Минули целые эпохи, появились и вымерли миллионы видов на Земле, прежде чем предки человека разумного сорвали джекпот в эволюционной лотерее. Нашим выигрышем стала цивилизация, построенная на символическом языке и на культуре, а благодаря этому – колоссальная власть извлекать из недр планеты невозобновляемые ресурсы, беззаботно истребляя при этом другие биологические виды. Такая козырная комбинация сложилась из набора случайно приобретенных преадаптаций. В их числе можно назвать полностью наземный образ жизни, крупный мозг и вместительную черепную коробку, допускающую дальнейшее увеличение объема мозга; свободные пальцы, достаточно гибкие для манипуляций с разнообразными объектами, и (самое трудно постижимое) – ориентирование в пространстве преимущественно по зрению и слуху, а не по запаху и вкусу.
Разумеется, наши способности определять вкус и запах различных веществ с помощью носа, языка и нёба кажутся нам блестящими. Мы гордо рассуждаем о том, какой изысканный букет у того или иного вина, какое благородное у него послевкусие. У себя дома мы в полной темноте узнаем ту или иную комнату по ее характерному запаху. Тем не менее мы настоящие хемосенсорные дебилы. По сравнению с нами большинство других животных просто гениальные нюхачи и дегустаторы. Более 99 % видов животных, растений, грибов и бактерий при коммуникации полагаются только или преимущественно на набор особых химических веществ (феромонов), помогающих распознавать особей своего вида. Кроме того, животные различают другие вещества (алломоны), помогающие им распознавать разные виды потенциальной добычи, хищников и симбиотических партнеров.
Та симфония звуков природы, которой мы наслаждаемся, тоже лишь ничтожная часть акустического мира. Конечно, пение птиц – что-то особое, но не забывайте, что птицы – одни из немногих существ, которые, как и мы, общаются преимущественно аудиовизуальными способами. Кроме птичьего языка есть кваканье лягушек, стрекотание кузнечиков и сверчков, пение цикад. Можете добавить сюда вечерний пересвист летучих мышей (правда, эти звуки настолько высоки, что мы совершенно их не слышим). Летучие мыши пользуются ультразвуковыми сигналами для эхолокации – так они преодолевают преграды и ловят крылатую добычу.
Такая хемосенсорная ограниченность человека коренным образом повлияла на наши отношения с остальным живым миром.
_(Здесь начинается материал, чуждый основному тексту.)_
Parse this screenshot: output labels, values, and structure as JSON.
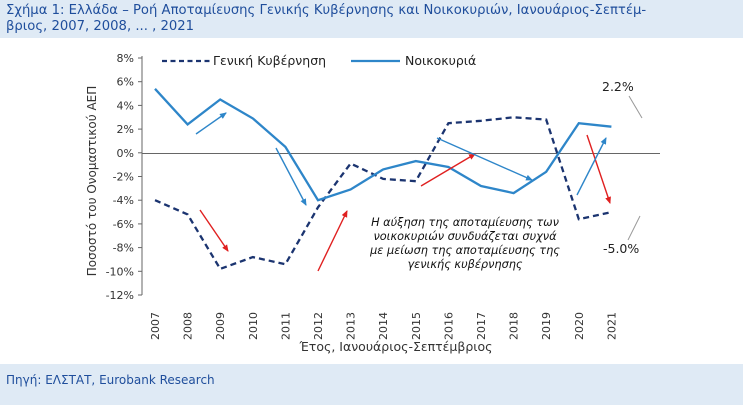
{
  "figure": {
    "title": "Σχήμα 1: Ελλάδα – Ροή Αποταμίευσης Γενικής Κυβέρνησης και Νοικοκυριών, Ιανουάριος-Σεπτέμ-",
    "title_line2": "βριος, 2007, 2008, ... , 2021",
    "source": "Πηγή: ΕΛΣΤΑΤ, Eurobank Research"
  },
  "chart_data": {
    "type": "line",
    "xlabel": "Έτος, Ιανουάριος-Σεπτέμβριος",
    "ylabel": "Ποσοστό του Ονομαστικού ΑΕΠ",
    "x": [
      "2007",
      "2008",
      "2009",
      "2010",
      "2011",
      "2012",
      "2013",
      "2014",
      "2015",
      "2016",
      "2017",
      "2018",
      "2019",
      "2020",
      "2021"
    ],
    "yticks": [
      "8%",
      "6%",
      "4%",
      "2%",
      "0%",
      "-2%",
      "-4%",
      "-6%",
      "-8%",
      "-10%",
      "-12%"
    ],
    "ylim": [
      -12,
      8
    ],
    "grid": false,
    "legend_position": "top-left",
    "series": [
      {
        "name": "Γενική Κυβέρνηση",
        "style": "dashed",
        "color": "#1b3470",
        "values": [
          -4.0,
          -5.2,
          -9.8,
          -8.8,
          -9.4,
          -4.6,
          -0.9,
          -2.2,
          -2.4,
          2.5,
          2.7,
          3.0,
          2.8,
          -5.6,
          -5.0
        ]
      },
      {
        "name": "Νοικοκυριά",
        "style": "solid",
        "color": "#2e86c9",
        "values": [
          5.4,
          2.4,
          4.5,
          2.9,
          0.5,
          -4.0,
          -3.1,
          -1.4,
          -0.7,
          -1.2,
          -2.8,
          -3.4,
          -1.6,
          2.5,
          2.2
        ]
      }
    ],
    "annotations": {
      "text": [
        "Η αύξηση της αποταμίευσης των",
        "νοικοκυριών συνδυάζεται συχνά",
        "με μείωση της αποταμίευσης της",
        "γενικής κυβέρνησης"
      ],
      "label_end_households": "2.2%",
      "label_end_government": "-5.0%"
    },
    "arrow_colors": {
      "red": "#e02020",
      "blue": "#2e86c9"
    }
  }
}
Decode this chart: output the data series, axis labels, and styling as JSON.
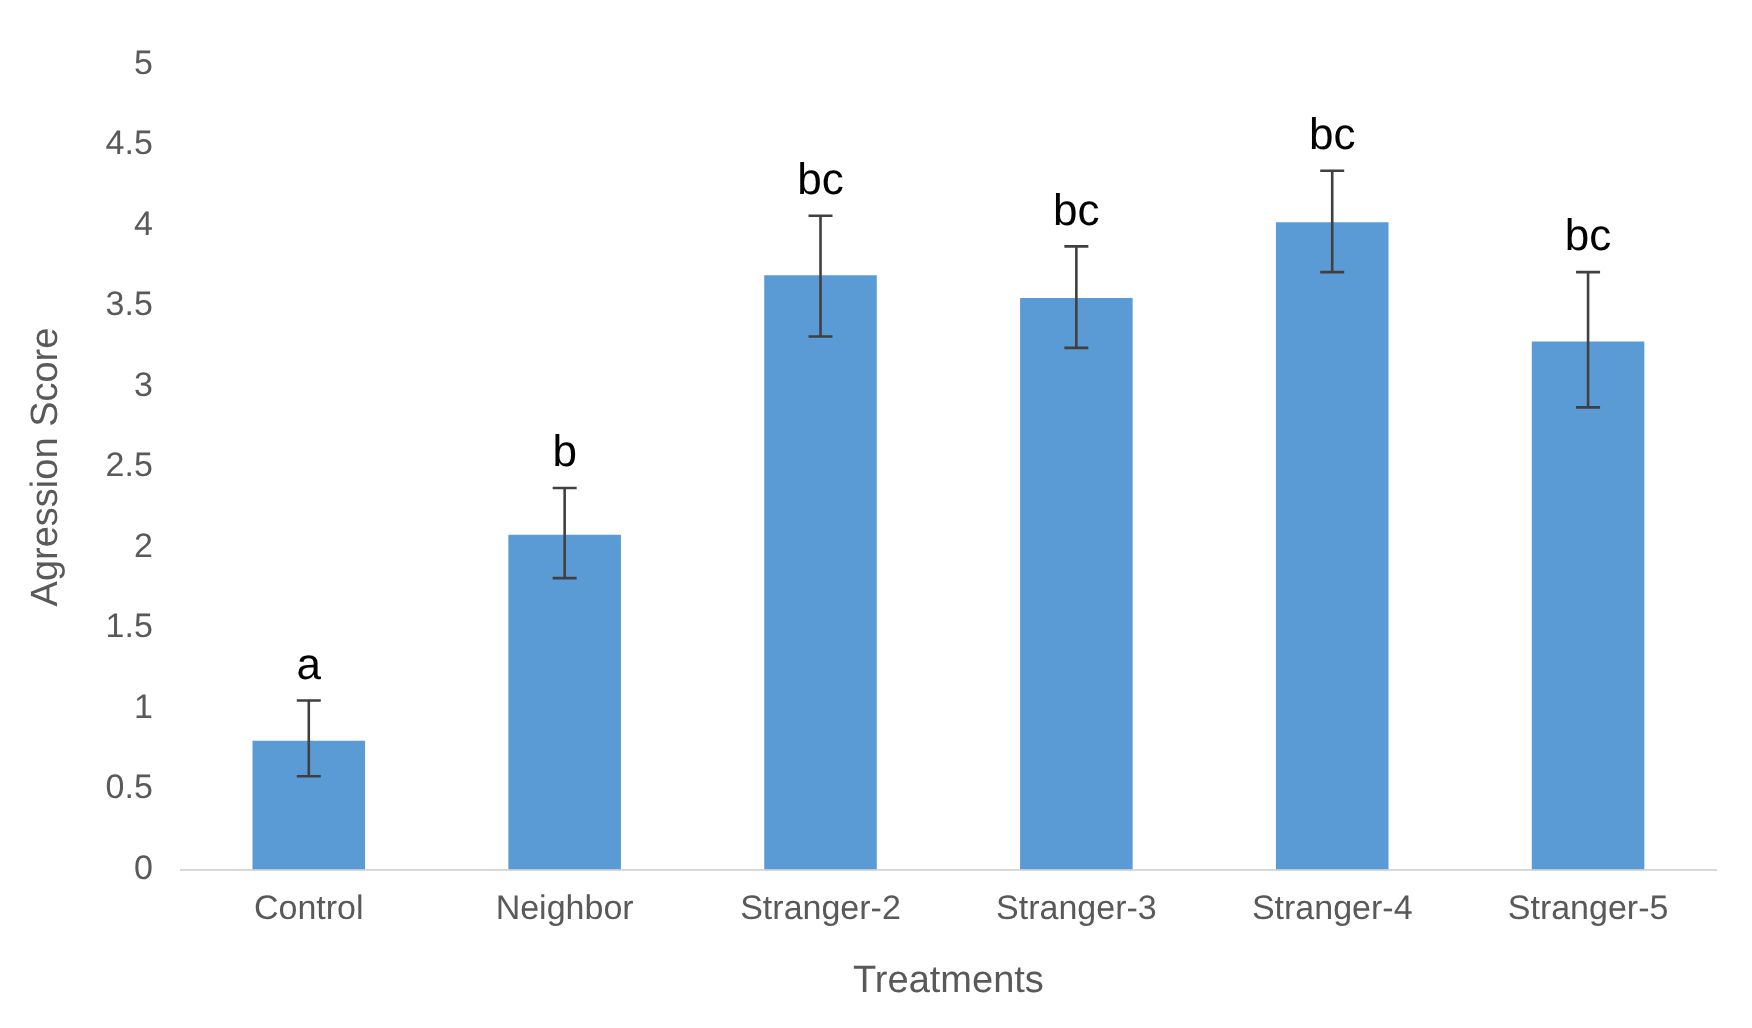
{
  "chart_data": {
    "type": "bar",
    "xlabel": "Treatments",
    "ylabel": "Agression Score",
    "categories": [
      "Control",
      "Neighbor",
      "Stranger-2",
      "Stranger-3",
      "Stranger-4",
      "Stranger-5"
    ],
    "values": [
      0.8,
      2.08,
      3.69,
      3.55,
      4.02,
      3.28
    ],
    "color": "#5b9bd5",
    "errors": [
      [
        0.58,
        1.05
      ],
      [
        1.81,
        2.37
      ],
      [
        3.31,
        4.06
      ],
      [
        3.24,
        3.87
      ],
      [
        3.71,
        4.34
      ],
      [
        2.87,
        3.71
      ]
    ],
    "ylim": [
      0,
      5
    ],
    "yticks": [
      0,
      0.5,
      1,
      1.5,
      2,
      2.5,
      3,
      3.5,
      4,
      4.5,
      5
    ],
    "grid": false,
    "legend": false,
    "annotations": [
      {
        "text": "a",
        "x": "Control",
        "y": 1.05
      },
      {
        "text": "b",
        "x": "Neighbor",
        "y": 2.37
      },
      {
        "text": "bc",
        "x": "Stranger-2",
        "y": 4.06
      },
      {
        "text": "bc",
        "x": "Stranger-3",
        "y": 3.87
      },
      {
        "text": "bc",
        "x": "Stranger-4",
        "y": 4.34
      },
      {
        "text": "bc",
        "x": "Stranger-5",
        "y": 3.71
      }
    ]
  }
}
Кстати, интересно: если бы мухи и скорпионы были сладкоголосыми, как соловьи, может быть, они не были бы нам так неприятны?
Обратимся к визуальным сигналам, которыми животные пользуются при коммуникации. Нам нравятся движения птиц, бабочек и рыб, нравится их яркая расцветка. У многих лягушек, насекомых и змей встречается вызывающая окраска и внешность – так они отпугивают кровожадных недругов. Все это – важные сообщения, отнюдь не предназначенные для того, чтобы радовать глаз хищника. Яркие пятна предупреждают: «Попытаешься меня съесть – умрешь, заболеешь, и вообще я очень невкусный». Натуралистам давно известно, что, если животное очень красиво, а к тому же совершенно не реагирует на ваше приближение – значит оно не просто ядовито, а, скорее всего, смертельно опасно. Характерные примеры таких животных – медленные коралловые змеи и беззаботные лягушки-древолазы. Мы многое способны видеть, и это доставляет нам удовольствие и позволяет выживать, но мы не различаем ультрафиолет, в отличие от тех животных, для которых это жизненно важная функция. Бабочки, например, ищут цветы, отражающие ультрафиолетовые лучи.